Cumhurbaşkanlığı İletişim Başkanlığı Konferans Salonu'nda gerçekleştirilmiş olan panelin "Yeni Tehdit ve Sınamalar Çerçevesinde NATO Genişleme Politikası" başlıklı oturumuna, Eski Alman Federal Meclisi Milletvekili Dr. Andreas Nick, siyasi analist Klaus Jürgens, gazeteciler Ewald König ve Rena Netjes katıldı.
Dr. Andreas Nick, yapmış olduğu konuşmada ise, Rusya'nın Ukrayna'ya saldırısının öncesinde NATO'nun beyin ölümünün gerçekleştiğine dair yorumların yapıldığını hatırlatarak, NATO'nun büyük bir teste tabi tutulduğunu dile getirdi.
''NATO büyük bir sınavla yüz yüze''
Öte yandan Madrid'in ev sahipliğinde 29-30 Haziran'da düzenlenecek NATO Zirvesi'ne giderken yeni bir yaklaşım şekli olan "Stratejik Konsept" ile karşı karşıya olduklarına dikkat çeken Nick, Rusya'nın Ukrayna'ya saldırmasının ardından oluşan yeni konjonktürde konsept olarak planlanan tüm içeriklerin yeniden düşünülmesi gerektiğini aktardı.
Nick konuya yönelik, NATO'nun büyük bir sınavla yüz yüze geldiğini belirterek, "Ukrayna bir NATO üyesi olmasa da Avrupa'nın göbeğinde bağımsız bir ülkeye bu şekilde saldırılması NATO için çok büyük bir sınama oldu. Bu saldırı sonrasında yeniden toprak savunma anlayışına geri dönüldü. ABD askeri kaynaklarına yönelik Avrupa'daki müttefiklerinin talebi arttı" dedi.

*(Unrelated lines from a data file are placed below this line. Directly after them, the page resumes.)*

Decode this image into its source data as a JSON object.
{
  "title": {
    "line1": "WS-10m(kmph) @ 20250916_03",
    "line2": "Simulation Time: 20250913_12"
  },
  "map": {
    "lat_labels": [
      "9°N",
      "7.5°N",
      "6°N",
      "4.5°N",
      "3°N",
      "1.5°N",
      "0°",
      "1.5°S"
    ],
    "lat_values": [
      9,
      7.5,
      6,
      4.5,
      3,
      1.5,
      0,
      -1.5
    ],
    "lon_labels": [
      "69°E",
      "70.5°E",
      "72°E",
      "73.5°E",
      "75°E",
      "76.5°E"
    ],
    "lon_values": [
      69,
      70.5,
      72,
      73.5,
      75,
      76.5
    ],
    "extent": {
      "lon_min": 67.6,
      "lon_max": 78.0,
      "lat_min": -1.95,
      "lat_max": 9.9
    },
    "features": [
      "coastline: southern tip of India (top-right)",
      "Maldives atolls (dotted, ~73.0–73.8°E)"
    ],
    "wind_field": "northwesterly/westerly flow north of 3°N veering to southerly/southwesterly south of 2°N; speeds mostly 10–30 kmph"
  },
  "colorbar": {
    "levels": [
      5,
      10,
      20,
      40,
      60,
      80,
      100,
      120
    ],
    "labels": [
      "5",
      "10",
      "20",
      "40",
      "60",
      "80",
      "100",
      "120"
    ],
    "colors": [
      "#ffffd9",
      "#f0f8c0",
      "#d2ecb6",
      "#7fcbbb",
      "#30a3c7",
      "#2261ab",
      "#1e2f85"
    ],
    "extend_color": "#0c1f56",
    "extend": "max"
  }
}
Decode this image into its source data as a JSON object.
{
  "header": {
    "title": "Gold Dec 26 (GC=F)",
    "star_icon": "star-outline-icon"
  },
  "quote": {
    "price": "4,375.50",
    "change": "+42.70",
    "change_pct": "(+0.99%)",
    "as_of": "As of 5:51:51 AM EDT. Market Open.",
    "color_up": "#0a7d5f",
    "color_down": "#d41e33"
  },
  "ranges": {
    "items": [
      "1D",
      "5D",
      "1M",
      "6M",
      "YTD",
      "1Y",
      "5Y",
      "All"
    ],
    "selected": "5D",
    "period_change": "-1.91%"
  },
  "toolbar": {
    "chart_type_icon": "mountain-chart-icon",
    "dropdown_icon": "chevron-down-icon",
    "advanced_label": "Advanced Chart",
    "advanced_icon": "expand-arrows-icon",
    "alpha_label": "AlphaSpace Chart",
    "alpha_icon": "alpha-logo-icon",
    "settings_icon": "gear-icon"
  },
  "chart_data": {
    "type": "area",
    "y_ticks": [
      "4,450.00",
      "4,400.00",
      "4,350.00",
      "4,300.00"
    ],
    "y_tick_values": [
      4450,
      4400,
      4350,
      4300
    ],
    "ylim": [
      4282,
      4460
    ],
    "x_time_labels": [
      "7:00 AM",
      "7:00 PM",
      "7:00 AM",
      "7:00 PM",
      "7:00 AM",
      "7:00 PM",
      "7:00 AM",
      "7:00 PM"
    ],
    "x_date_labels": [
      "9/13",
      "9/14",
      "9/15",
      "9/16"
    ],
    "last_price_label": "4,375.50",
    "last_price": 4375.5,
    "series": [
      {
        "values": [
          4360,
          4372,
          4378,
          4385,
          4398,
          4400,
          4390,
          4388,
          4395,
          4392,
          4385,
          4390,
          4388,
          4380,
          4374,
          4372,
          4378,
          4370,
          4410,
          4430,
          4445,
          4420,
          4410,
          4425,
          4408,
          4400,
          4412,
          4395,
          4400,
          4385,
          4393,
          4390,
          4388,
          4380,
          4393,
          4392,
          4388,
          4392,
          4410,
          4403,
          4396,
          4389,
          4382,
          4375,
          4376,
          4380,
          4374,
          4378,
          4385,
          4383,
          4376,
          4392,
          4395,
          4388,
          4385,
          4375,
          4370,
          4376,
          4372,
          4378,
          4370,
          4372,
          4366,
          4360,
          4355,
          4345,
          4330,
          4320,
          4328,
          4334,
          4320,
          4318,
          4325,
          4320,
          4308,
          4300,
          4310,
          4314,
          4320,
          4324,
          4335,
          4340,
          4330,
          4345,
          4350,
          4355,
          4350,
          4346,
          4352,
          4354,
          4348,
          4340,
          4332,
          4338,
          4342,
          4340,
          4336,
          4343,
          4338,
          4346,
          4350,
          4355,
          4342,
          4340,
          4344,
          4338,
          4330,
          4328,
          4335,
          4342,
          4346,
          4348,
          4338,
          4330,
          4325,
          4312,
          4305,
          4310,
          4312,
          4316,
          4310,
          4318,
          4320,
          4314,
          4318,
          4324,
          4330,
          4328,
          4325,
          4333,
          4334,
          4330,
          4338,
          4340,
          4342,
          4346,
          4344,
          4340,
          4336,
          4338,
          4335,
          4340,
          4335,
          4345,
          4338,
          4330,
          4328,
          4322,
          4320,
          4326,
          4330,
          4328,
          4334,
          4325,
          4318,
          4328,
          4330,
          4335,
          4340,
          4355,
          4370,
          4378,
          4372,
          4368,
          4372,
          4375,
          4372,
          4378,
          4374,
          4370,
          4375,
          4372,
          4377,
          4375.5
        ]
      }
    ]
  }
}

Ayrıca ABD'nin Afganistan'dan çekilme kararı konusunda değinen Nick, NATO şemsiyesi altında 20 yıl boyunca süren iş birliği düşünüldüğü zaman bu hamleyi "büyük bir başarısızlık" olarak değerlendirdi.
Bölgedeki gerçek bambaşka
Öte yandan Hollandalı gazeteci Rena Netjes ise Batı medyasının Suriye'de yaşanılanları tam olarak anladığına inanmadığını dile getirerek, bölgedeki gerçeğin aslında bambaşka olduğunu deneyimlediğini kaydetti.
Netjes, konuya yönelik şu ifadelere yer verdi: "2016'dan bu yana Suriye'nin kuzeybatısını araştırıyorum. Tam o yıllarda sınırdaydım, Suriye'den insanlar gelmeye başlamıştı. Onların Halep'teki Esed rejimi tarafından yapılan bombalamadan kaçtığını düşünmüştüm. Bir kadına sorduğumda 'YPG savaşçıları evimizi aldılar' dedi. Onlar Batı medyasında kahraman olarak görülüyorlardı. Bu durum beni biraz tetikledi. Neler olduğunu anlamam için beni araştırmaya yöneltti." dedi.
Ardından Rusya'nın bu bölgeyi bombaladığına dikkat çeken Netjes ise, "Tel Rıfat'ın sakinlerinden 100 binden fazla Arap, Türk sınırına kaçtı. Çoğu 6 yıldır kamplarda kalıyor. Rusya'nın yardımıyla YPG bu insanları evlerinden kopardı" diye söyledi.
Bölge dışı anlatılarla bölgede yaşananlar arasında resmen bambaşka bir boyutta olduğunu gözlemlediğinin altını çizen Netjes, "Batı medyasında duyduklarımla, gidip bölgenin sakinlerinden dinlediklerim arasında çok büyük fark var" şeklinde değerlendirmede bulundu.
Ewald König’ten itiraf niteliğinde açıklama
Söz konusu panelde Alman gazeteci Ewald König de Türkiye'nin oldukça önemli bir konumda ve coğrafi açıdan kritik noktada olduğunu vurgulayarak, "Türkiye'nin NATO'daki rolü çok büyük" şeklinde ifade etti. Alman siyasi analist Klaus Jürgens ise konuya ilişkin, NATO'nun önemi ve genişleme sürecini belirterek, son yıllarda yaşanmış olan pek çok gelişmeden dolayı NATO'nun yalnızca bir savunma örgütü olarak görülemeyeceğini ve kendisini yeniden tanımlaması gerektiğini vurguladı.